That evening as the Elder with his bandaged hands, Carver, gaunt and
pale from an attack of fever, Standish, Winslow, John Howland, and
Doctor Fuller sat at supper in the Common house, Master Jones, followed
by a sailor heavily laden, presented himself at the door.
"Good e'en, Masters, and how are your sick folk?" demanded he, in a
would-be cordial voice.
"Thanks for your courtesy, Master Jones," replied the governor with
grave politeness. "They are doing reasonably well, except some few who
do not seem like to mend in this world."
"And Master Bradford?
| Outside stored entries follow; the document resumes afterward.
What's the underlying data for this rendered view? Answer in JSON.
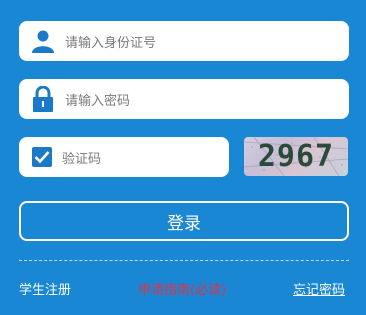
{
  "id_field": {
    "placeholder": "请输入身份证号",
    "icon": "user-icon"
  },
  "password_field": {
    "placeholder": "请输入密码",
    "icon": "lock-icon"
  },
  "captcha_field": {
    "placeholder": "验证码",
    "checked": true,
    "icon": "checkbox-checked-icon"
  },
  "captcha_image": {
    "text": "2967"
  },
  "login_button": {
    "label": "登录"
  },
  "links": {
    "register": "学生注册",
    "guide": "申请指南(必读)",
    "forgot": "忘记密码"
  },
  "colors": {
    "background": "#1a87d4",
    "icon": "#1a7ac8",
    "guide_link": "#e0314a"
  }
}
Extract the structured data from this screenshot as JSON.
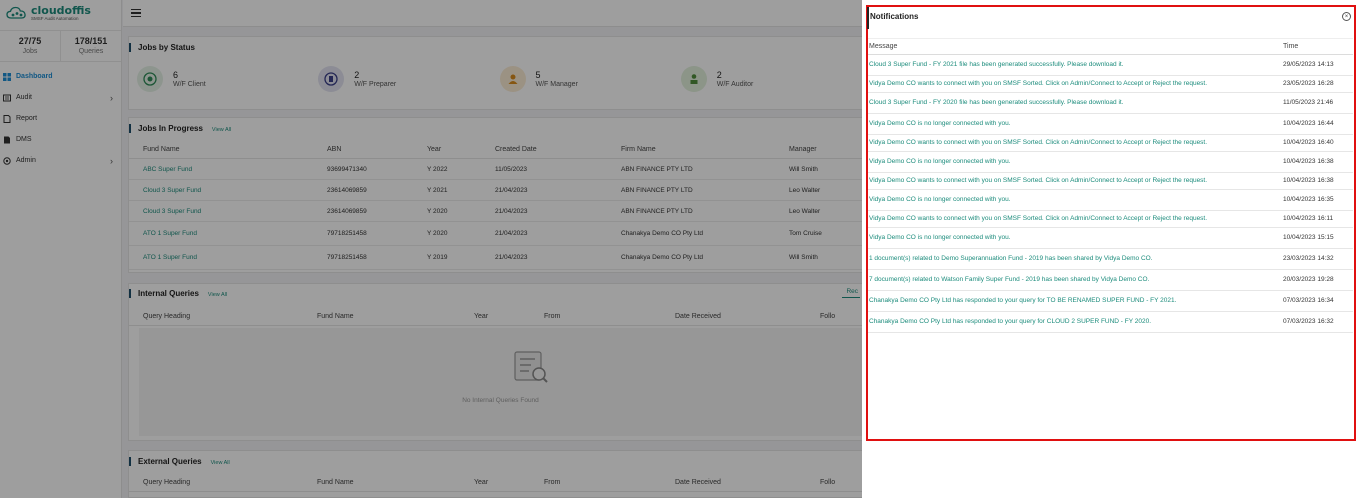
{
  "sidebar": {
    "brand": "cloudoffis",
    "brand_sub": "SMSF Audit Automation",
    "stats": [
      {
        "value": "27/75",
        "label": "Jobs"
      },
      {
        "value": "178/151",
        "label": "Queries"
      }
    ],
    "nav": [
      {
        "label": "Dashboard",
        "icon": "dashboard-icon",
        "active": true
      },
      {
        "label": "Audit",
        "icon": "audit-icon",
        "chevron": true
      },
      {
        "label": "Report",
        "icon": "report-icon"
      },
      {
        "label": "DMS",
        "icon": "dms-icon"
      },
      {
        "label": "Admin",
        "icon": "admin-icon",
        "chevron": true
      }
    ]
  },
  "jobs_by_status": {
    "title": "Jobs by Status",
    "items": [
      {
        "count": "6",
        "label": "W/F Client",
        "color": "#7fbf8a"
      },
      {
        "count": "2",
        "label": "W/F Preparer",
        "color": "#6b6fa8"
      },
      {
        "count": "5",
        "label": "W/F Manager",
        "color": "#e0a648"
      },
      {
        "count": "2",
        "label": "W/F Auditor",
        "color": "#8fbf7a"
      }
    ]
  },
  "jobs_in_progress": {
    "title": "Jobs In Progress",
    "view_all": "View All",
    "columns": [
      "Fund Name",
      "ABN",
      "Year",
      "Created Date",
      "Firm Name",
      "Manager"
    ],
    "rows": [
      [
        "ABC Super Fund",
        "93699471340",
        "Y 2022",
        "11/05/2023",
        "ABN FINANCE PTY LTD",
        "Will Smith"
      ],
      [
        "Cloud 3 Super Fund",
        "23614069859",
        "Y 2021",
        "21/04/2023",
        "ABN FINANCE PTY LTD",
        "Leo Walter"
      ],
      [
        "Cloud 3 Super Fund",
        "23614069859",
        "Y 2020",
        "21/04/2023",
        "ABN FINANCE PTY LTD",
        "Leo Walter"
      ],
      [
        "ATO 1 Super Fund",
        "79718251458",
        "Y 2020",
        "21/04/2023",
        "Chanakya Demo CO Pty Ltd",
        "Tom Cruise"
      ],
      [
        "ATO 1 Super Fund",
        "79718251458",
        "Y 2019",
        "21/04/2023",
        "Chanakya Demo CO Pty Ltd",
        "Will Smith"
      ]
    ]
  },
  "internal_queries": {
    "title": "Internal Queries",
    "view_all": "View All",
    "tab_partial": "Rec",
    "columns": [
      "Query Heading",
      "Fund Name",
      "Year",
      "From",
      "Date Received",
      "Follo"
    ],
    "empty_text": "No Internal Queries Found"
  },
  "external_queries": {
    "title": "External Queries",
    "view_all": "View All",
    "columns": [
      "Query Heading",
      "Fund Name",
      "Year",
      "From",
      "Date Received",
      "Follo"
    ]
  },
  "notifications": {
    "title": "Notifications",
    "col_message": "Message",
    "col_time": "Time",
    "items": [
      {
        "message": "Cloud 3 Super Fund - FY 2021 file has been generated successfully. Please download it.",
        "time": "29/05/2023 14:13"
      },
      {
        "message": "Vidya Demo CO wants to connect with you on SMSF Sorted. Click on Admin/Connect to Accept or Reject the request.",
        "time": "23/05/2023 16:28"
      },
      {
        "message": "Cloud 3 Super Fund - FY 2020 file has been generated successfully. Please download it.",
        "time": "11/05/2023 21:46"
      },
      {
        "message": "Vidya Demo CO is no longer connected with you.",
        "time": "10/04/2023 16:44"
      },
      {
        "message": "Vidya Demo CO wants to connect with you on SMSF Sorted. Click on Admin/Connect to Accept or Reject the request.",
        "time": "10/04/2023 16:40"
      },
      {
        "message": "Vidya Demo CO is no longer connected with you.",
        "time": "10/04/2023 16:38"
      },
      {
        "message": "Vidya Demo CO wants to connect with you on SMSF Sorted. Click on Admin/Connect to Accept or Reject the request.",
        "time": "10/04/2023 16:38"
      },
      {
        "message": "Vidya Demo CO is no longer connected with you.",
        "time": "10/04/2023 16:35"
      },
      {
        "message": "Vidya Demo CO wants to connect with you on SMSF Sorted. Click on Admin/Connect to Accept or Reject the request.",
        "time": "10/04/2023 16:11"
      },
      {
        "message": "Vidya Demo CO is no longer connected with you.",
        "time": "10/04/2023 15:15"
      },
      {
        "message": "1 document(s) related to Demo Superannuation Fund - 2019 has been shared by Vidya Demo CO.",
        "time": "23/03/2023 14:32"
      },
      {
        "message": "7 document(s) related to Watson Family Super Fund - 2019 has been shared by Vidya Demo CO.",
        "time": "20/03/2023 19:28"
      },
      {
        "message": "Chanakya Demo CO Pty Ltd has responded to your query for TO BE RENAMED SUPER FUND - FY 2021.",
        "time": "07/03/2023 16:34"
      },
      {
        "message": "Chanakya Demo CO Pty Ltd has responded to your query for CLOUD 2 SUPER FUND - FY 2020.",
        "time": "07/03/2023 16:32"
      }
    ]
  }
}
Sure he is not going to die?" pursued Jones in a
voice of strange anxiety, as he sank into the great arm-chair Carver had
proffered him.
"He is as low as a man can be and live," broke in the doctor gruffly, as
he fixed Jones with a glance of angry reproach, beneath which even that
rough companion quailed.
"He sent aboard yesterday begging a can of beer," blurted he, his brown
face reddening a little.
"Yes," replied the governor sternly, "and you made answer that though it
were your own father needing it, you would not stint yourself."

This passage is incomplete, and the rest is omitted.